IL FATTO
L’innovazione tecnologica richiede nuove professioni e competenze inedite. La nostra scuola è in grado di garantirle? Lo studio dei classici penalizza la competizione sui mercati?
Dice il ministro della Transizione Ecologica, Roberto Cingolani, che «il problema è capire se dobbiamo continuare a studiare tre, quattro volte le Guerre Puniche nel corso di dodici anni di scuola».
E ancora: «Occorre formare i giovani per le professioni del futuro, quelle di digital manager per la salute o per l’energia, ad esempio. Lavori che nemmeno esistono oggi».

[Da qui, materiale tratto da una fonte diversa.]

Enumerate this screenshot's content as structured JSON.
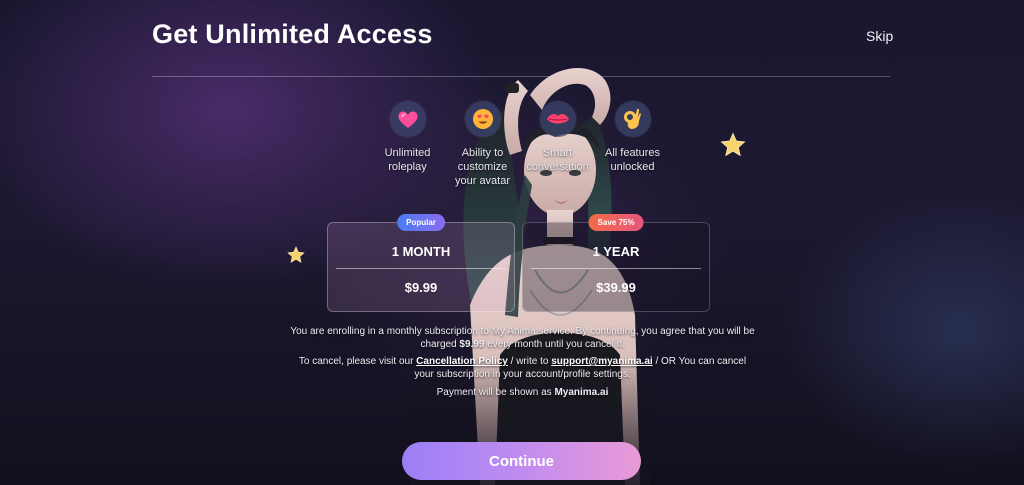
{
  "header": {
    "title": "Get Unlimited Access",
    "skip_label": "Skip"
  },
  "features": [
    {
      "icon": "heart-chat-icon",
      "label": "Unlimited\nroleplay"
    },
    {
      "icon": "heart-eyes-emoji-icon",
      "label": "Ability to\ncustomize\nyour avatar"
    },
    {
      "icon": "kiss-lips-icon",
      "label": "Smart\nconversation"
    },
    {
      "icon": "ok-hand-icon",
      "label": "All features\nunlocked"
    }
  ],
  "plans": [
    {
      "badge": "Popular",
      "name": "1 MONTH",
      "price": "$9.99",
      "selected": true
    },
    {
      "badge": "Save 75%",
      "name": "1 YEAR",
      "price": "$39.99",
      "selected": false
    }
  ],
  "legal": {
    "enroll_prefix": "You are enrolling in a monthly subscription to My Anima service. By continuing, you agree that you will be charged ",
    "enroll_price": "$9.99",
    "enroll_suffix": " every month until you cancel it.",
    "cancel_prefix": "To cancel, please visit our ",
    "cancel_policy_link": "Cancellation Policy",
    "cancel_mid": " / write to ",
    "support_email": "support@myanima.ai",
    "cancel_suffix": " / OR You can cancel your subscription in your account/profile settings.",
    "payment_prefix": "Payment will be shown as ",
    "payment_name": "Myanima.ai"
  },
  "cta": {
    "continue_label": "Continue"
  },
  "colors": {
    "accent_start": "#9b7ff7",
    "accent_end": "#e99ad6",
    "popular_badge": "#4a7cf5",
    "save_badge": "#f46a47"
  }
}
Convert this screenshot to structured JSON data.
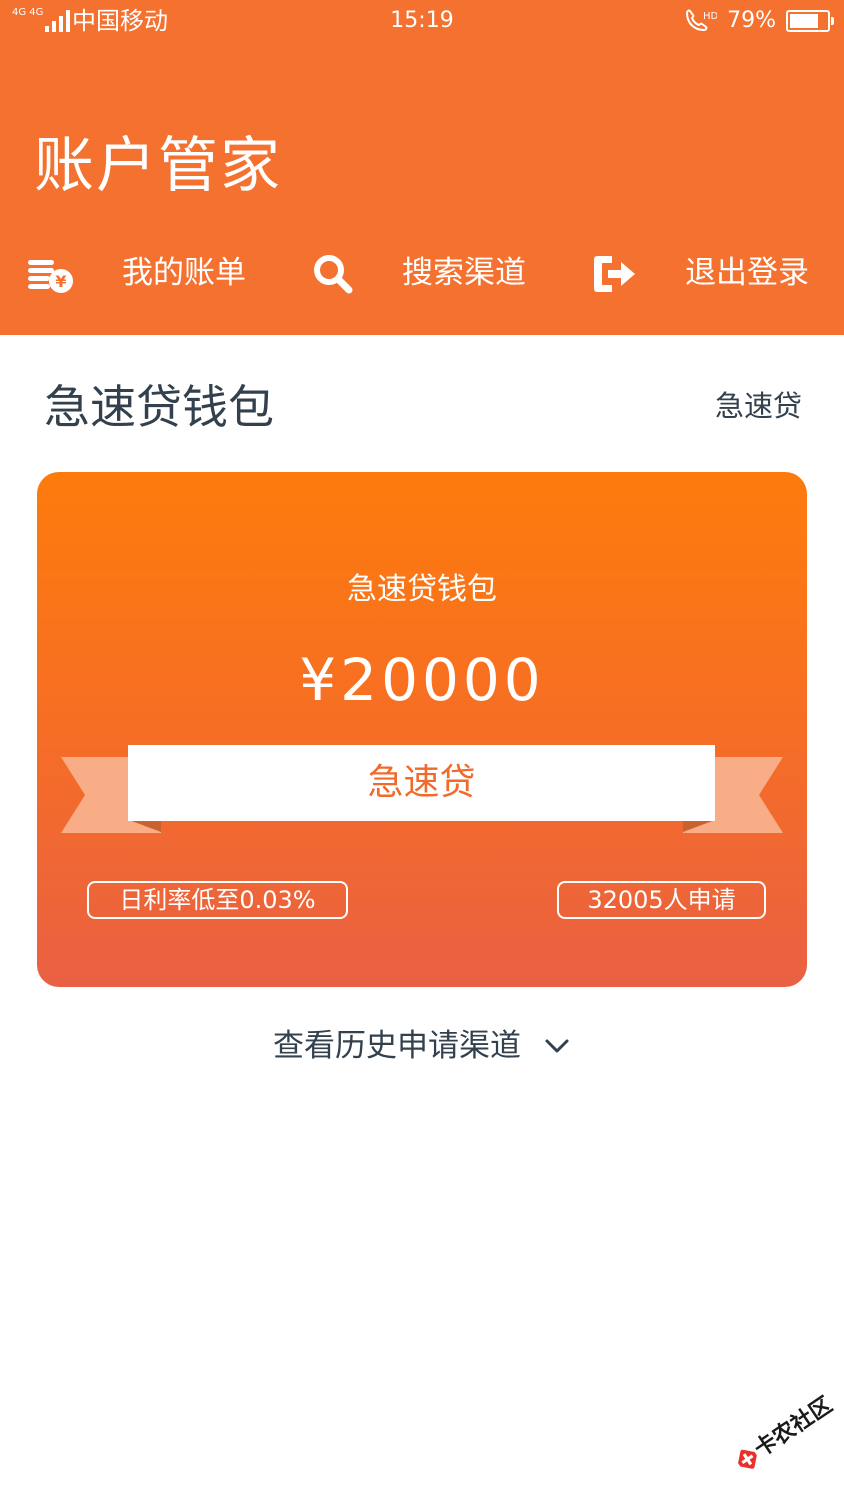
{
  "status_bar": {
    "network": "4G 4G",
    "carrier": "中国移动",
    "time": "15:19",
    "call_indicator": "HD",
    "battery_percent": "79%",
    "battery_level": 0.79,
    "icons": [
      "signal-bars-icon",
      "hd-call-icon",
      "battery-icon"
    ]
  },
  "header": {
    "title": "账户管家",
    "background_color": "#f47130",
    "nav": [
      {
        "label": "我的账单",
        "icon": "bill-coins-icon"
      },
      {
        "label": "搜索渠道",
        "icon": "search-icon"
      },
      {
        "label": "退出登录",
        "icon": "logout-icon"
      }
    ]
  },
  "section": {
    "title": "急速贷钱包",
    "link_label": "急速贷"
  },
  "card": {
    "title": "急速贷钱包",
    "amount": "¥20000",
    "button_label": "急速贷",
    "tags": {
      "rate": "日利率低至0.03%",
      "applicants": "32005人申请"
    },
    "gradient": [
      "#fd7b0c",
      "#ea6043"
    ]
  },
  "history": {
    "label": "查看历史申请渠道",
    "icon": "chevron-down-icon"
  },
  "watermark": {
    "text": "卡农社区",
    "logo_color": "#e8322b"
  }
}
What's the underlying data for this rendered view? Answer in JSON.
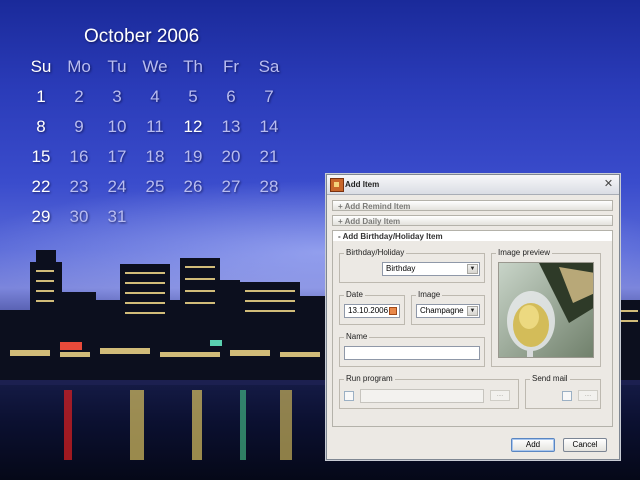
{
  "calendar": {
    "title": "October 2006",
    "weekdays": [
      "Su",
      "Mo",
      "Tu",
      "We",
      "Th",
      "Fr",
      "Sa"
    ],
    "weeks": [
      [
        "1",
        "2",
        "3",
        "4",
        "5",
        "6",
        "7"
      ],
      [
        "8",
        "9",
        "10",
        "11",
        "12",
        "13",
        "14"
      ],
      [
        "15",
        "16",
        "17",
        "18",
        "19",
        "20",
        "21"
      ],
      [
        "22",
        "23",
        "24",
        "25",
        "26",
        "27",
        "28"
      ],
      [
        "29",
        "30",
        "31",
        "",
        "",
        "",
        ""
      ]
    ],
    "highlighted_day": "12"
  },
  "dialog": {
    "title": "Add Item",
    "close_icon": "close-icon",
    "sections": {
      "remind": "+ Add Remind Item",
      "daily": "+ Add Daily Item",
      "birthday": "- Add Birthday/Holiday Item"
    },
    "birthday_holiday": {
      "label": "Birthday/Holiday",
      "value": "Birthday"
    },
    "image_preview": {
      "label": "Image preview"
    },
    "date": {
      "label": "Date",
      "value": "13.10.2006"
    },
    "image": {
      "label": "Image",
      "value": "Champagne"
    },
    "name": {
      "label": "Name",
      "value": ""
    },
    "run_program": {
      "label": "Run program",
      "browse": "...."
    },
    "send_mail": {
      "label": "Send mail",
      "browse": "...."
    },
    "buttons": {
      "add": "Add",
      "cancel": "Cancel"
    }
  },
  "colors": {
    "sky_top": "#1a2a9a",
    "sky_mid": "#5a6ad8",
    "dialog_bg": "#ece9e4",
    "default_button_border": "#5a86c2"
  }
}
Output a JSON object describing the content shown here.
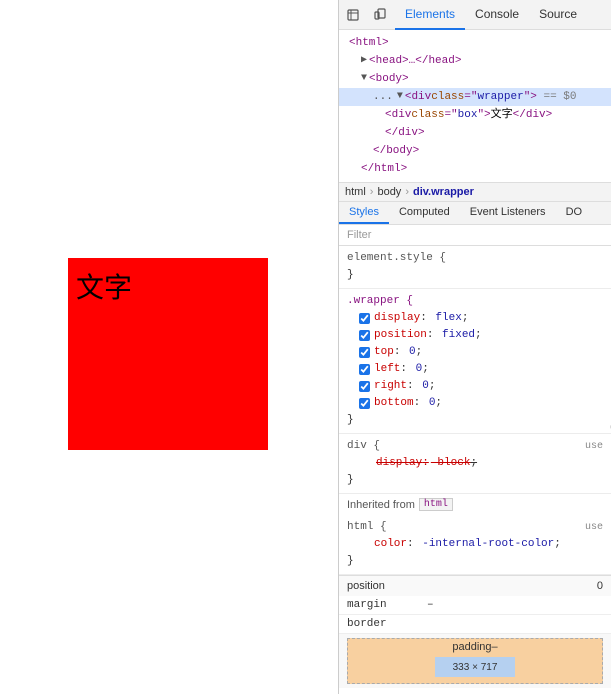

Nell’agenda internazionale che domina la politica di questi tempi, oltre alla famosa transizione che dovrebbe accompagnarci verso un mondo più green in tutti i sensi, deve esserci un ampio capitolo dedicato anche allo smantellamento della nostra formazione culturale, visto che da un po’ di anni ormai assistiamo a un attacco istituzionale verso ciò che rappresenta la conoscenza classica, a favore di una presunta conoscenza tecnica. Come se le due competenze non fossero collegate. Come se non mancassero migliaia di esempi di manager di grande successo nelle materie tecniche con una preparazione basata proprio sugli studi classici. Massimo Gramellini, a questo proposito, ha citato proprio il premier Draghi.
Non sappiamo perché il ministro Cingolani abbia dovuto studiare così tante volte le Guerre Puniche, ma sembra un grave errore considerare tempo perso quello dedicato all’approfondimento storico, al mondo classico, ritenendo che sbarazzarsi di quelle basi culturali rappresenti il presupposto per mettere i nostri giovani ricercatori sullo stesso piano di quelli delle altre nazioni, sprovviste di una storia altrettanto ricca di pensatori, filosofi, poeti. In una parola: di artisti. Ma anche scienziati.
«Dobbiamo capire che l’innovazione è la strada per vincere tutte le sfide del futuro: dalla salute all’ambiente, alla manifattura sostenibile», afferma giustamente Cingolani.
Ma sono tutti ambiti nei quali innova meglio chi ha una conoscenza più ampia piuttosto che il nozionismo dei tecnici specializzati. Ovvero, chi ha una visione. Il Ministro tuona: «Se noi continuiamo a reclutare i ricercatori, gli innovatori, con le nostre metodologie non siamo negli standard internazionali».
Sarebbe forse sufficiente dare spazio ai giovani in tutti i campi. La politica (dominata dagli anziani) dovrebbe prendere coscienza di questo problema, che certamente non combacia con gli “standard internazionali”.
L’Italia ha un patrimonio unico. Questa è una peculiarità da custodire. È il Paese dei talenti e della bellezza, seppur di salute precaria, ma non significa che la soluzione per tornare in alto sia quella di buttare alle ortiche la conoscenza del nostro grande passato. Innovare sì, banalizzare no. Mai.